Go to partsbin.page and check out my new project!
I’ve made (and released!) my first personal open-source project in literally years. Last year I was working for Automattic on some open source projects, but this is a purely personal project.
It’s called, simply enough, partsbin. I’ve got a strong interest in hobby electronics, and while it’s fun getting hundreds of parts in small packages from overseas off eBay and AliExpress, it’s a pain to try to organise them and then figure out if you’ve got a specific part for a project you want to do. So I kicked off this project a little over a week ago, in between other things.
I decided to use server-side Blazor for this app, with some help from Blazored. This is the second time I’ve used Blazor, I would say I’m still a beginner at the stack, but I’m amazed at how easy it is to put together a working prototype, and then flesh it out into a full app. I had the bare bones of the app (basic navigation, adding and removing a part) finished in two (non-full, partial) days over a weekend. That included deciding on a really simple, file based in-process data store.

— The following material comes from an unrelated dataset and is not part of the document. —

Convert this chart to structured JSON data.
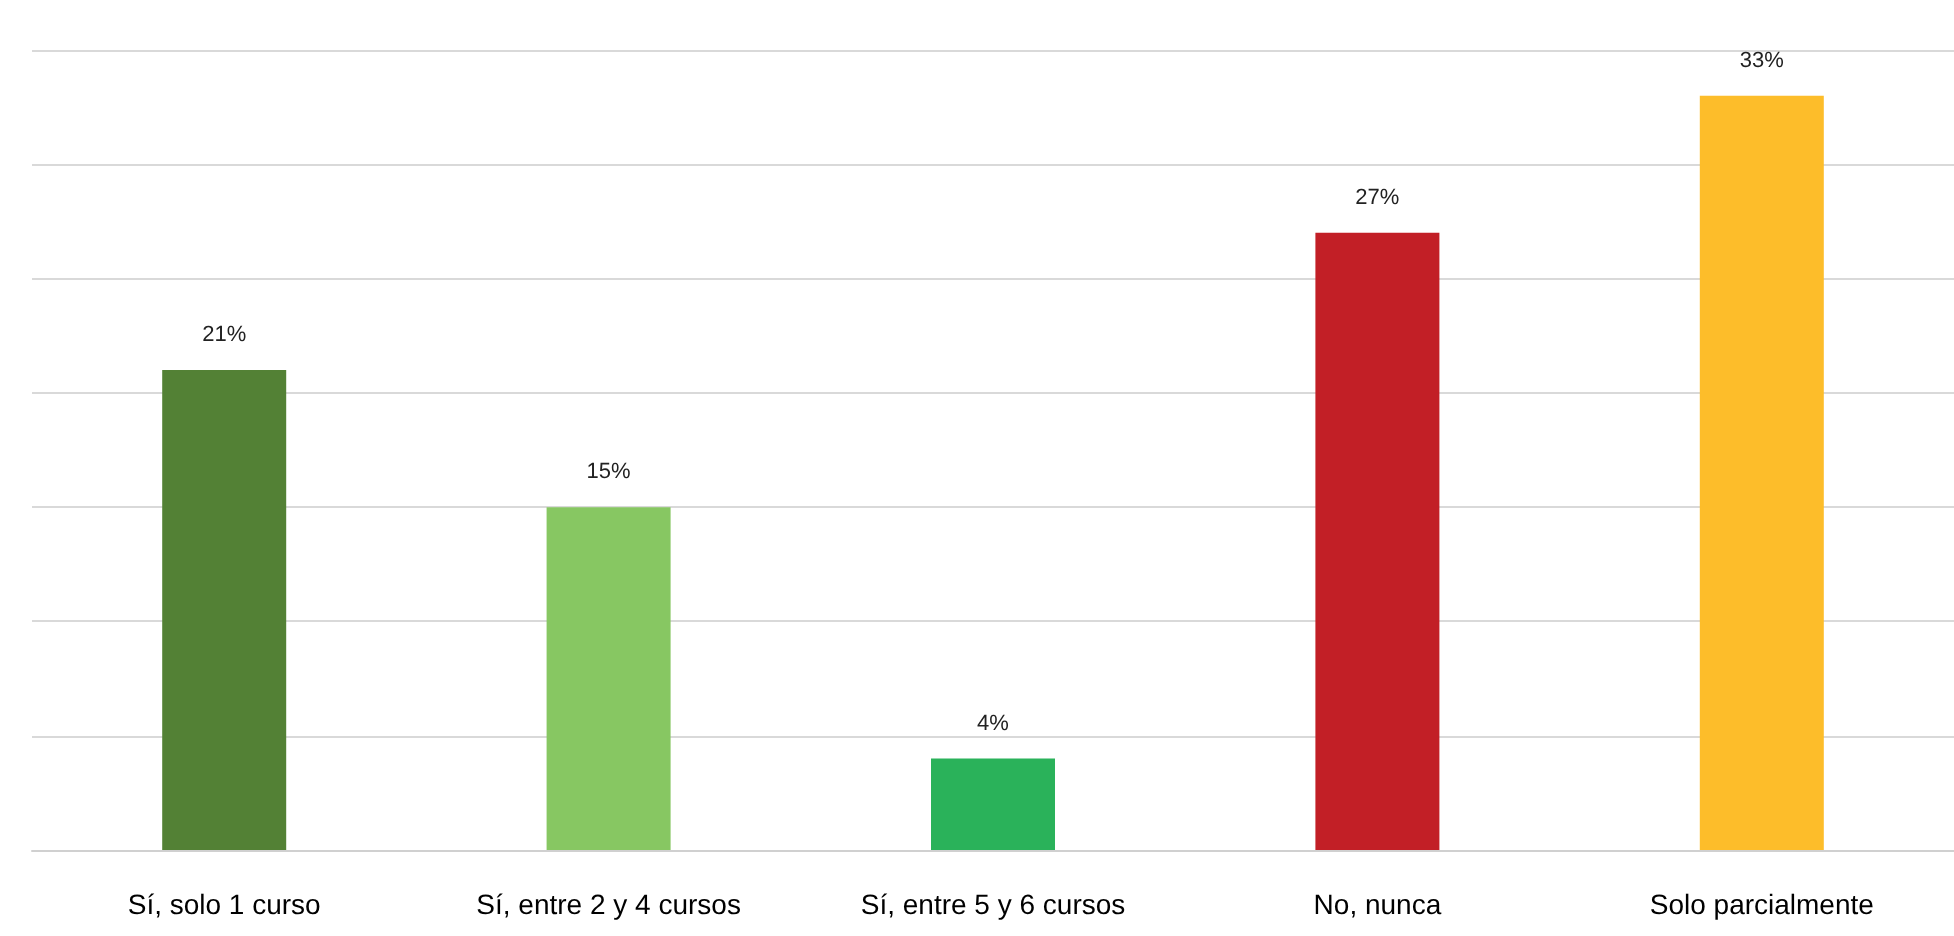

After a bit of investigation I decided on LiteDB, which is a JSON store that checks all the above boxes. It just deeply serialises a POCO into and out of a binary JSON format. I’m not sure how it would handle simultaneous reads/writes, the documentation isn’t very clear on that, but partsbin is really intended just for one or two users working on the same web app anyway.

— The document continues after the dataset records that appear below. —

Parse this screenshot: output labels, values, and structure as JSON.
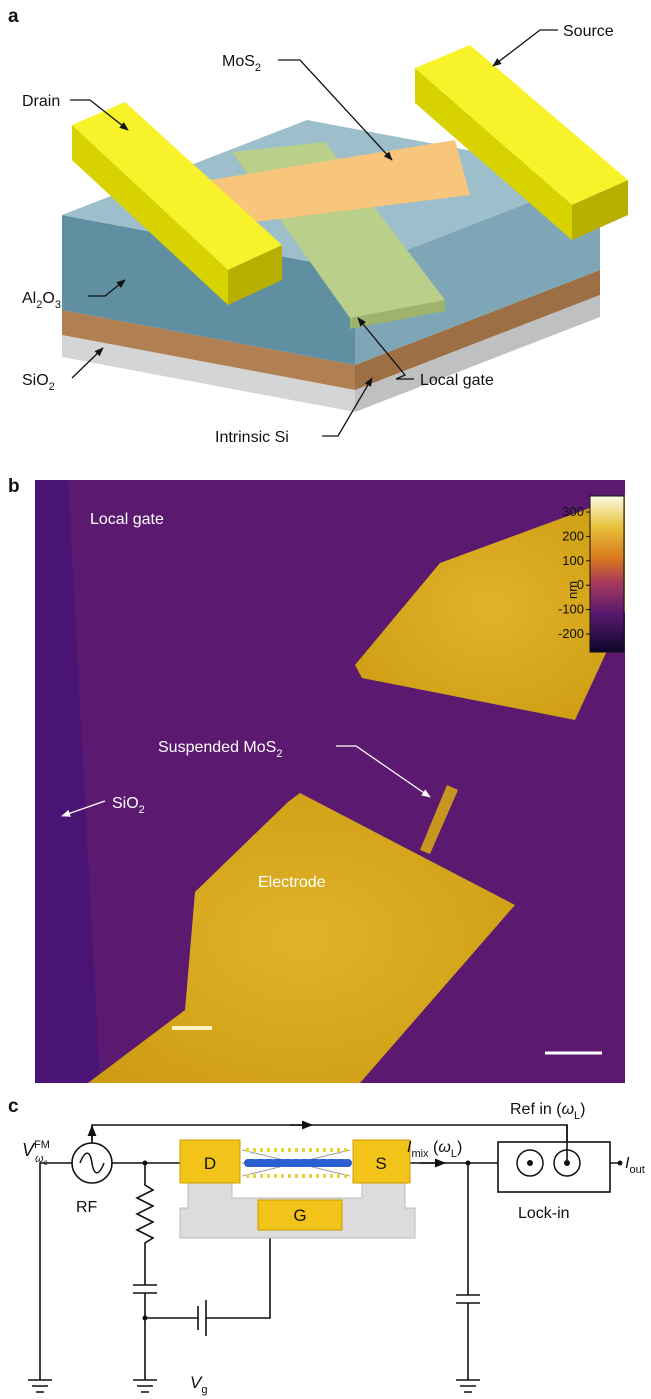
{
  "panel_a": {
    "label": "a",
    "source": "Source",
    "mos2": [
      "MoS",
      "2"
    ],
    "drain": "Drain",
    "al2o3": [
      "Al",
      "2",
      "O",
      "3"
    ],
    "sio2": [
      "SiO",
      "2"
    ],
    "local_gate": "Local gate",
    "intrinsic_si": "Intrinsic Si"
  },
  "panel_b": {
    "label": "b",
    "local_gate": "Local gate",
    "suspended_mos2": [
      "Suspended MoS",
      "2"
    ],
    "sio2": [
      "SiO",
      "2"
    ],
    "electrode": "Electrode",
    "colorbar": {
      "unit": "nm",
      "ticks": [
        "300",
        "200",
        "100",
        "0",
        "-100",
        "-200"
      ]
    }
  },
  "panel_c": {
    "label": "c",
    "ref_in": [
      "Ref in (",
      "ω",
      "L",
      ")"
    ],
    "source_voltage": [
      "V",
      "FM",
      "ω",
      "c"
    ],
    "rf": "RF",
    "drain": "D",
    "source": "S",
    "gate": "G",
    "mixing_current": [
      "I",
      "mix",
      " (",
      "ω",
      "L",
      ")"
    ],
    "lock_in": "Lock-in",
    "output_current": [
      "I",
      "out"
    ],
    "gate_voltage": [
      "V",
      "g"
    ]
  }
}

I wanted to be able to write notes for each part, and really wanted to use a rich text editor for that. Blazored has a rich text editor component, but it seems like it just wraps Quill and isn’t well maintained. I couldn’t get it going, but I found a cool blog post that explained how to wrap Quill for Blazor. The post’s implementation seems almost identical to what the Blazored component was doing, but since I was able to set it up step by step I had more control and got it working. First principles, Clarice!
I then wanted search capabilities. I knew I wanted to stick with an in-proc search engine, rather than having to add an external dependenct (especially as I had avoided that with the data layer). Lucene.net was a good choice, I’ve used it before. Unfortunately the last stable release is a few years old (3.??) and the current version (4.??-beta) is what a lot of the examples and documentation are for. So I ended up going with the 4.??-beta build and using the new documentation. This still took much of a day, as I had to learn (or possibly re-learn) a lot of Lucene.net techniques. But I got it successfully indexing on several important fields per part, and performing a fuzzy search over all of those fields to find parts. I’m pretty happy with how it turned out. And the data store just lives in the same place as the LiteDb file.
Once I was happy with the app (and yes, this involved completely rewriting navigation…) I turned my eye to distribution. I knew I wanted to use a Docker image from the start. My last post explores the fun of doing a multi-architecture build for Docker, and of course immediately after I posted it someone pointed out a much simpler way of building the Dockerfile
to build and deploy the image. I’ll play with this once I’m happy that everything is stable with this first release.
So, have at it. The main project page is partsbin.page and there is an installation guide explaining how to use docker compose
to build a configurable, easily reproducible system with storage mapped somewhere hopefully safe.